Ronne started the class by introducing herself and for the first half taught them how to play the drums and sing an African song. She explained what rhythm was and how different parts of the drum speak in different tones. She then led the students through a rhythm pattern where they followed along with her and tried to copy what she was doing. The next part of the program was teaching the children an African song. Ronne taught them the lyrics and correct pronunciation. The students then put both the drumming and singing together. This last step proved to be a little rhythmically challenging so they were broken into groups to perform the song.

After teaching them the drums and a song, Ronne taught them a welcoming dance. The dancing got the students really excited. They were taught different movements and the meaning of each movement. After learning this welcoming dance they stood in their circle and Ronne led the dance through clapping. The smiles of the children grew bigger throughout the whole process of learning this dance. The last thing Ronne did with them was a little bit of free style and Simon Says. Each kid was given the chance to get in the center of the circle and do their own moves. She had them running around the room dancing and laughing. Ronne was able to teach these kids so many amazing things while helping them feel comfortable to express themselves.
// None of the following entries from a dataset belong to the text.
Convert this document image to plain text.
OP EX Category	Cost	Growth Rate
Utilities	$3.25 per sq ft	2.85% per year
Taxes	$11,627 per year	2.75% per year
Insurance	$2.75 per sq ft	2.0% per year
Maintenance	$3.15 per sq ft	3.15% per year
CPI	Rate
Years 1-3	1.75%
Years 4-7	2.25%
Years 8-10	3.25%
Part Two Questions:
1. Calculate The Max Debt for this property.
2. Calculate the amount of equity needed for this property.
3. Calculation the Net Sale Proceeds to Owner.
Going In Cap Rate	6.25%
Art and music provide children with a unique experience. Not only do they learn something new, but they are able to break out of their comfort zone and have a positive experience learning. The arts provide a safe environment where it is okay to act silly and have fun. I watched Ronne Stone work with these children with patience and love, while helping them feel comfortable in their own skin. At the beginning of class, some students did not seem very interested and acted like they did not want to be there, but by the end they were all actively participating with smiles on their face.